CIL incremental production to be offered under auctioned supply linkages

29th May 2015 By: Ajoy K Das - Creamer Media Correspondent

KOLKATA (miningweekly.com) – In a bid to placate opposition, India’s Coal Ministry has proposed that only incremental coal produced by Coal India Limited (CIL) would be earmarked for supplies through auctioned linkages to user industries.

According to a proposal firmed up by an inter-Ministerial committee, user industries would be  categorised under cement and aluminium, iron and steel including sponge iron and a residual ‘others’ – and only incremental production achieved by CIL would be offered to these plants through auctioning of supply linkages.

It was also decided that coal supplies through auction would only be offered to industries operating in ‘un-regulated’ sectors wherein prices of end-use products were not administered by the government. The committee was of the view that the power sector, which operates in a regulated pricing environment, would find it difficult to pass on higher cost of coal received through auctioned linkages to electricity consumers.

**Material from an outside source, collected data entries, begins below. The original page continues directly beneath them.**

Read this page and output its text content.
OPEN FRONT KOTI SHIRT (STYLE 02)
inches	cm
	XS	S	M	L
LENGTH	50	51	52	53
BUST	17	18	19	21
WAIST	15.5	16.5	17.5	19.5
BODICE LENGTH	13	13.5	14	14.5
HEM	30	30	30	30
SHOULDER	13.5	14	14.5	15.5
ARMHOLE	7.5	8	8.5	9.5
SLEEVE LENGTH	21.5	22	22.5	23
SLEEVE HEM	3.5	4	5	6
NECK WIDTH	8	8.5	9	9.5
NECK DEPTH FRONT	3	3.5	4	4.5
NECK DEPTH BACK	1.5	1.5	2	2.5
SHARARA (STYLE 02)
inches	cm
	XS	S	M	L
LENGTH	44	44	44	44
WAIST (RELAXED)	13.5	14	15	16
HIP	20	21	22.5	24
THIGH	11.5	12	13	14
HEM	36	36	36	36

The committee was yet to fix the tenure of supply linkages to be put up for bids. Investment banking and financial services advisory firm SBI Capital Markets, which the Coal Ministry mandated to frame rules of the auctions, recommended a ten-year tenure. However, a section of committee members suggested a tenure of five years, the same as negotiated fuel supply agreements (FSAs) between CIL and large consumers of coal.

SBI Capital Markets also pointed out that since coal supply agreements were shifting towards a market-based mechanism through the auctions, it would be necessary to establish a mechanism to specify coal grades and a sampling model that would be acceptable to both supplier and buyer of the fuel.

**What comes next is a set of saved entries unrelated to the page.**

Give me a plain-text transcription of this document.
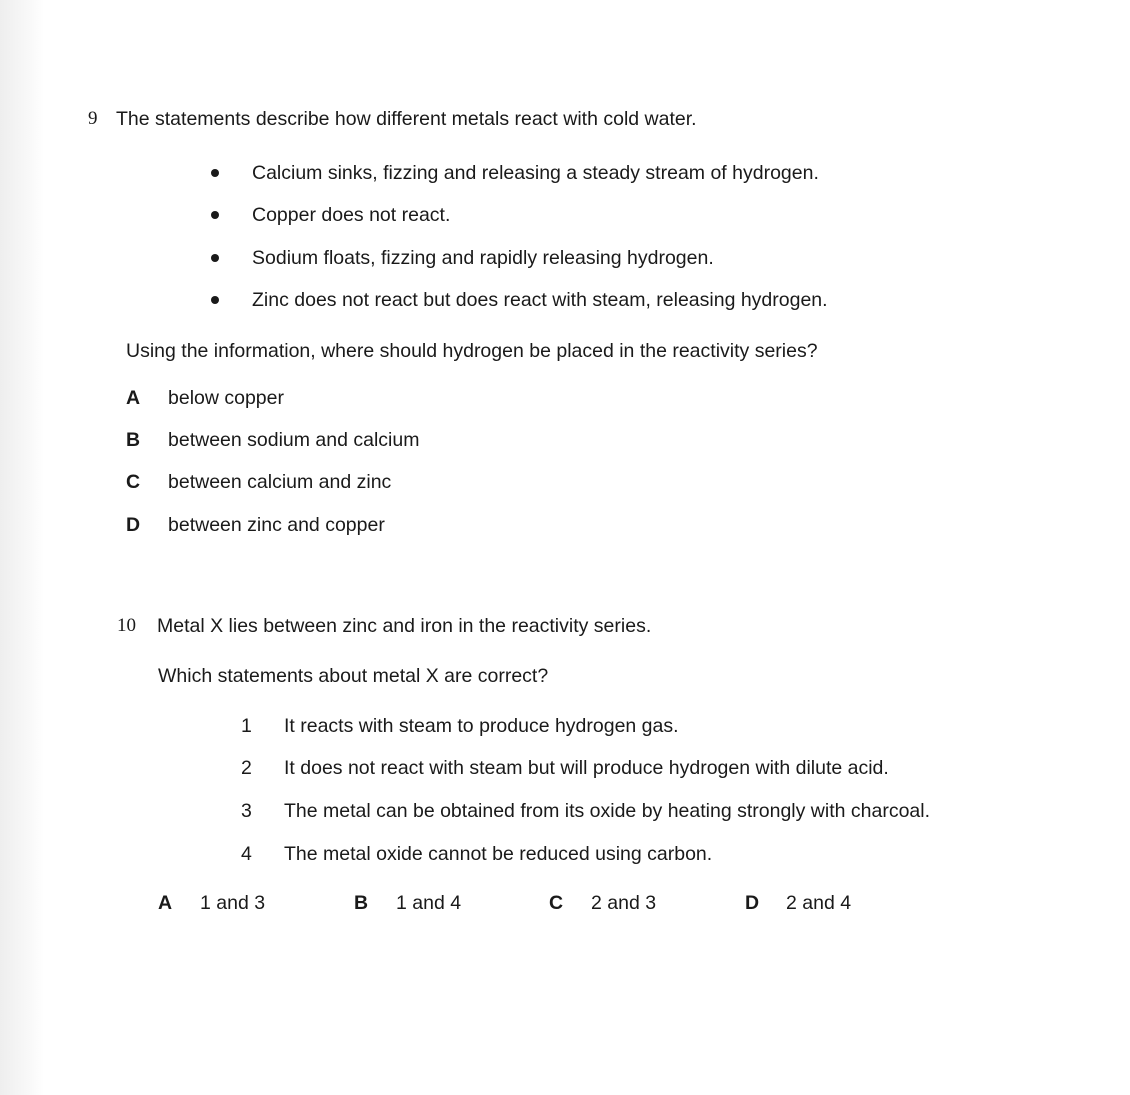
9 The statements describe how different metals react with cold water.
Calcium sinks, fizzing and releasing a steady stream of hydrogen.
Copper does not react.
Sodium floats, fizzing and rapidly releasing hydrogen.
Zinc does not react but does react with steam, releasing hydrogen.
Using the information, where should hydrogen be placed in the reactivity series?
A below copper
B between sodium and calcium
C between calcium and zinc
D between zinc and copper
10 Metal X lies between zinc and iron in the reactivity series.
Which statements about metal X are correct?
1 It reacts with steam to produce hydrogen gas.
2 It does not react with steam but will produce hydrogen with dilute acid.
3 The metal can be obtained from its oxide by heating strongly with charcoal.
4 The metal oxide cannot be reduced using carbon.
A 1 and 3	B 1 and 4	C 2 and 3	D 2 and 4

In a media statement, Coal Secretary Anil Swarup said that the Ministry had accepted the recommendations of SBI Capital Markets and rules to establish the market-determined pricing regime would be finalised by June 30.

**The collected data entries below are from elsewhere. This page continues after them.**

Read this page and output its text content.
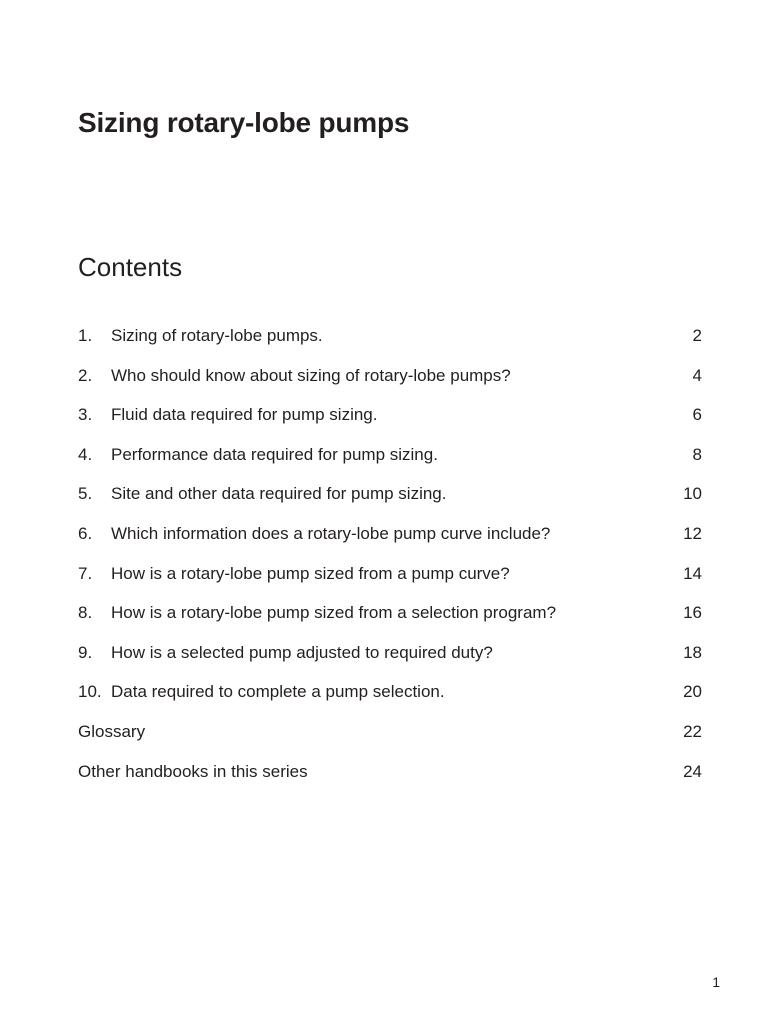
Sizing rotary-lobe pumps
Contents
1.	Sizing of rotary-lobe pumps.	2
2.	Who should know about sizing of rotary-lobe pumps?	4
3.	Fluid data required for pump sizing.	6
4.	Performance data required for pump sizing.	8
5.	Site and other data required for pump sizing.	10
6.	Which information does a rotary-lobe pump curve include?	12
7.	How is a rotary-lobe pump sized from a pump curve?	14
8.	How is a rotary-lobe pump sized from a selection program?	16
9.	How is a selected pump adjusted to required duty?	18
10. Data required to complete a pump selection.	20
Glossary	22
Other handbooks in this series	24
1
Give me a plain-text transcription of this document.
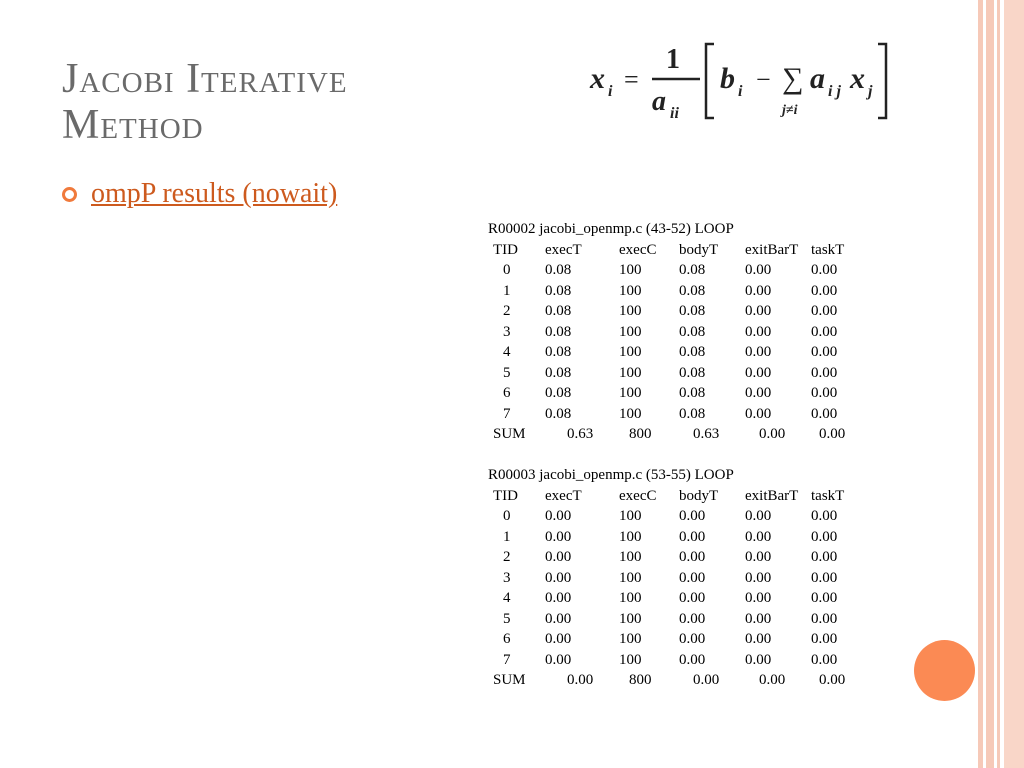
Jacobi Iterative
Method
x i =
1
a ii
b i − ∑
j≠i
a i j x j
ompP results (nowait)
R00002 jacobi_openmp.c (43-52) LOOP
TID	execT	execC	bodyT	exitBarT	taskT
0	0.08	100	0.08	0.00	0.00
1	0.08	100	0.08	0.00	0.00
2	0.08	100	0.08	0.00	0.00
3	0.08	100	0.08	0.00	0.00
4	0.08	100	0.08	0.00	0.00
5	0.08	100	0.08	0.00	0.00
6	0.08	100	0.08	0.00	0.00
7	0.08	100	0.08	0.00	0.00
SUM	0.63	800	0.63	0.00	0.00
R00003 jacobi_openmp.c (53-55) LOOP
TID	execT	execC	bodyT	exitBarT	taskT
0	0.00	100	0.00	0.00	0.00
1	0.00	100	0.00	0.00	0.00
2	0.00	100	0.00	0.00	0.00
3	0.00	100	0.00	0.00	0.00
4	0.00	100	0.00	0.00	0.00
5	0.00	100	0.00	0.00	0.00
6	0.00	100	0.00	0.00	0.00
7	0.00	100	0.00	0.00	0.00
SUM	0.00	800	0.00	0.00	0.00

The decision to auction linkage only to un-regulated sectors cleared the air of uncertainty hanging over the power sector.

Earlier, new thermal generation capacity of 15 000 MW had come under a cloud since CIL had been directed not to conclude FSAs with these projects pending finalisation of the supply linkage auction. According to Ministry officials, these thermal projects would be able to start negotiations about FSAs, now that the committee had decided to keep the power sector outside linkage auction.

The coal linkage auction proposal had come under fire from small- and medium-scale industries on grounds that smaller industrial manufacturers and coal users did not have the financial wherewithal to bid for fuel supplies. They argued that large industrial conglomerates would corner the supply linkage through aggressive bids and CIL would be squeezed of volumes to be supplied through either e-auctions or at notified prices.

According to a Ministry official, the decision to earmark only incremental coal produced by CIL and reserving a few coal blocks for exclusive supply to small- and medium-scale manufacturing units would address these issues.